What is important is for Ryan to understand himself, and how others perceive him. For him to be able to judge reactions and seek out as companions those who react positively to him. That is the first step to gaining confidence in who he is. As his participation in the Autism Affinities Project revealed, Ryan is beginning to take a real pride in the strengths that his particular brain wiring gives him.
He is also learning to understand, and express, his feelings about his difficulties fitting in. Throw in a healthy dose of early teen hormones and emotions, and it can be a combustible mix. But we are grateful for that self-expression, which only began to show itself in the last year.

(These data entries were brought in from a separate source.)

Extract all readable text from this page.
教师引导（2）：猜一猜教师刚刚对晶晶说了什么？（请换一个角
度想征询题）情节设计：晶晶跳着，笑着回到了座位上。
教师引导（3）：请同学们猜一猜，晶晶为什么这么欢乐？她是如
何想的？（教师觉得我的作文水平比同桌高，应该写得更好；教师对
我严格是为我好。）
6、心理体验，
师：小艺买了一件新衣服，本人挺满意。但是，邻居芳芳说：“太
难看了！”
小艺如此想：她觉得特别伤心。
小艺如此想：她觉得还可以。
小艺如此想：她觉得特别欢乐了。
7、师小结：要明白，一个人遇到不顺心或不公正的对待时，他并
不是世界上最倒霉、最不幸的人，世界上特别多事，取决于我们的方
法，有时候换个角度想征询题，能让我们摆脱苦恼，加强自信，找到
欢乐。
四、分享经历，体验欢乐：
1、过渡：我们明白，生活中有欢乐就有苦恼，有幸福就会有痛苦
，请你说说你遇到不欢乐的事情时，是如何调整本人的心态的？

Amid all this change, another school year has ended, launching us into the unstructured summer. The camp the kids attended the last few years closed, so there is much uncertainty (and anxiety) over the new program they will attend.
Ryan’s anxiety manifests in outbursts that sound like general predictions of doom. He is sure he will hate camp because he won’t fit in and since he knows this he’s not even going to try, etc., etc. We’ve seen it before, but it doesn’t make it any easier to hear, or deal with.
Veronica had the kids visiting family last week, and she was relaying this story and others about Ryan trying to fit in with his four cousins. Some were positive, others more difficult.
One text, accompanied by the picture at the top of this post, didn’t immediately register. But when Veronica reminded me what it represented, it stopped all the thoughts about how to describe Ryan’s progress, triumphs and struggles.
That’s Ryan with his cousins’ dog. Ryan is on his iPad, no doubt watching old NHL highlights or checking stats. He’s not necessarily interacting with the dog, although Veronica told me he was comforting her when she was afraid about the noise coming from outside (the rest of the kids may or may not have been shooting off fireworks with their cool uncle).
Whether or not he was actually comforting her is immaterial. There was a time not that long ago when the mere sight of a dog sent Ryan into an immediate panic. If we encountered one on a walk, he turned and sprinted the other direction. Visits to any dog-owning family members had to be carefully managed to prevent Ryan from being terrified.
And here he was, sitting calmly, going about his business, mere inches from a dog. Like it was no big deal. It IS a big deal, of course, another of those Not Little Things and a reminder that Ryan will continue to tackle his challenges according to his own timeline.
Sometimes, a picture really is worth 1,000 words (or 631 words to be precise).